Testing & Validation
Milestone 6: Testing & QA
Q1 CY26 - Q2 CY26
1. With OHDSI Tools:
Run tests using OHDSI tools to ensure the converted data set is functional for advanced health
data analytics.
Check for Data Changes:
Cross-check that mapped terminologies are correct and that no critical data is lost during
transformation.
Milestone 7: Develop Documentation and eLearning Resources for Local Capacity Building
Q1 CY26 - Q2 CY26 (END of GRANT)
Capacity Strengthening
Goal: Build local expertise for future data standardization and analysis.

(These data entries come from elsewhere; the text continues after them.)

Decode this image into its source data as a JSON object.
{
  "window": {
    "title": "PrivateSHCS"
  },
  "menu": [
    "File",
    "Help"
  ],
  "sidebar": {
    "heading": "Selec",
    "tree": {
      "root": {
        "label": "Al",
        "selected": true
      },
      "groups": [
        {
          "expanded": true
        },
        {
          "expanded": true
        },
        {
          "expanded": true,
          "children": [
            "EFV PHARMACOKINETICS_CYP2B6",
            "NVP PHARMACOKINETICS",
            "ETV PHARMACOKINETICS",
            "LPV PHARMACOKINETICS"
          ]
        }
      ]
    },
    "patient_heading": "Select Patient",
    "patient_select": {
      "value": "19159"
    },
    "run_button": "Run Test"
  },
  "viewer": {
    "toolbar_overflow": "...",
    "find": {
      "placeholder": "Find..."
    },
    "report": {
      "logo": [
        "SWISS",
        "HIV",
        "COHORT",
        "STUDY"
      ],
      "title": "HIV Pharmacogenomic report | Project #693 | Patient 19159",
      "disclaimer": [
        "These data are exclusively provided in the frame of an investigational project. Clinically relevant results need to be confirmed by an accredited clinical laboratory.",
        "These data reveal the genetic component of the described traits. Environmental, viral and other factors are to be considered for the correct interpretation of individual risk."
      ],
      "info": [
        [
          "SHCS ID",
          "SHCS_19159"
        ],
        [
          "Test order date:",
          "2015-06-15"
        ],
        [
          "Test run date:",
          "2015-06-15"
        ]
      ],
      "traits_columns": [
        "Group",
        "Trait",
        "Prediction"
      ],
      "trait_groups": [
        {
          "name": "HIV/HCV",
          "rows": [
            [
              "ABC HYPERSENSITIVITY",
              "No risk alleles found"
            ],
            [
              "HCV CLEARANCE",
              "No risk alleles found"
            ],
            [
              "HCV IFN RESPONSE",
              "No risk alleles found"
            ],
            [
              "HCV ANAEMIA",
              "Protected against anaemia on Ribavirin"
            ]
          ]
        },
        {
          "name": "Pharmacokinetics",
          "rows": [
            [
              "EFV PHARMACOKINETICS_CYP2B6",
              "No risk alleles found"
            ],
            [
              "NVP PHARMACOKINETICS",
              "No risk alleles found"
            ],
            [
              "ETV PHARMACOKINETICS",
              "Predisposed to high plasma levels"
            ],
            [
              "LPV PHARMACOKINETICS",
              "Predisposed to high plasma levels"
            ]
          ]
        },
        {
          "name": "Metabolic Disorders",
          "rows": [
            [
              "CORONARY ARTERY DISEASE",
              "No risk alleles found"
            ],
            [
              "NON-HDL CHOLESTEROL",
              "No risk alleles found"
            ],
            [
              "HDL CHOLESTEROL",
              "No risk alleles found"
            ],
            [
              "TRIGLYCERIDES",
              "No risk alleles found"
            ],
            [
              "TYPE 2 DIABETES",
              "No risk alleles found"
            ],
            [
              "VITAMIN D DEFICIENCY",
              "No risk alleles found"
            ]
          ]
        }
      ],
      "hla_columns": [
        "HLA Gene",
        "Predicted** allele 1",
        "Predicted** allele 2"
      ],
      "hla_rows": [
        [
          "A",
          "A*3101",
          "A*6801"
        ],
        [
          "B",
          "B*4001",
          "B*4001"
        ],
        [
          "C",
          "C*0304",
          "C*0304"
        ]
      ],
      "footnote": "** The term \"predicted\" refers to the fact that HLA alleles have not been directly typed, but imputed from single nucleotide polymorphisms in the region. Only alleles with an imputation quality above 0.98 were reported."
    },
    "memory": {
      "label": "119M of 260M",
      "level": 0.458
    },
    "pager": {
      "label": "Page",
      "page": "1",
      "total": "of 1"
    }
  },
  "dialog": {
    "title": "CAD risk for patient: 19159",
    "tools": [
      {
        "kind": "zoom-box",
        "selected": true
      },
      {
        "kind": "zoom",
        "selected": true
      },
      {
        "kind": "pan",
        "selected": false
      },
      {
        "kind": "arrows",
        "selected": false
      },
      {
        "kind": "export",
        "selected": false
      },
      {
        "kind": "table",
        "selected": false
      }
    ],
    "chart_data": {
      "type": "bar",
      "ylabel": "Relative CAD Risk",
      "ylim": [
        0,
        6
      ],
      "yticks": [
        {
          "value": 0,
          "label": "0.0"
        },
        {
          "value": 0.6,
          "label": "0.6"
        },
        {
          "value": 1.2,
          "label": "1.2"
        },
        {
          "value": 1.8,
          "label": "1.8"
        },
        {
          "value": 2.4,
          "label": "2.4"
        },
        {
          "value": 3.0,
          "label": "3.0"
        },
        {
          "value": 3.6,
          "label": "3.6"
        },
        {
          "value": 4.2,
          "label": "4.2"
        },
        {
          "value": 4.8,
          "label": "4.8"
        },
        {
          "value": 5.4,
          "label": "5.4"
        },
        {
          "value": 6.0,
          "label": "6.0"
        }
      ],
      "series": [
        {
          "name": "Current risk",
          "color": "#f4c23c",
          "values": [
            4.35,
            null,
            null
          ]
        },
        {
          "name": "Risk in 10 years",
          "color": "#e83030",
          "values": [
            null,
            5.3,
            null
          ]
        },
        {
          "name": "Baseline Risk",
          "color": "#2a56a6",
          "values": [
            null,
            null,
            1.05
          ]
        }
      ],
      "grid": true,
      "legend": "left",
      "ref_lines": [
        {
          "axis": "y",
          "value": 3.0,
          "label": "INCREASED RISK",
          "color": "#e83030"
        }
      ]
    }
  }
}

Academy Video on understanding of OpenMRS tooling and pointers to the OMOP CDM, ETL processes, and OHDSI tools.
Identify and work with community partner to develop documentation and training materials for Kisumu County teams to maintain the ETL pipeline and conduct future data conversions without external assistance.
Process Documentation: Document what we did, and how we did it.
Scope Boundaries
We will not be implementing this in production ourselves, that is outside the scope of this project. For example, in the Kisumu case, we would recommend that a in-country vendor partner to support such implementation.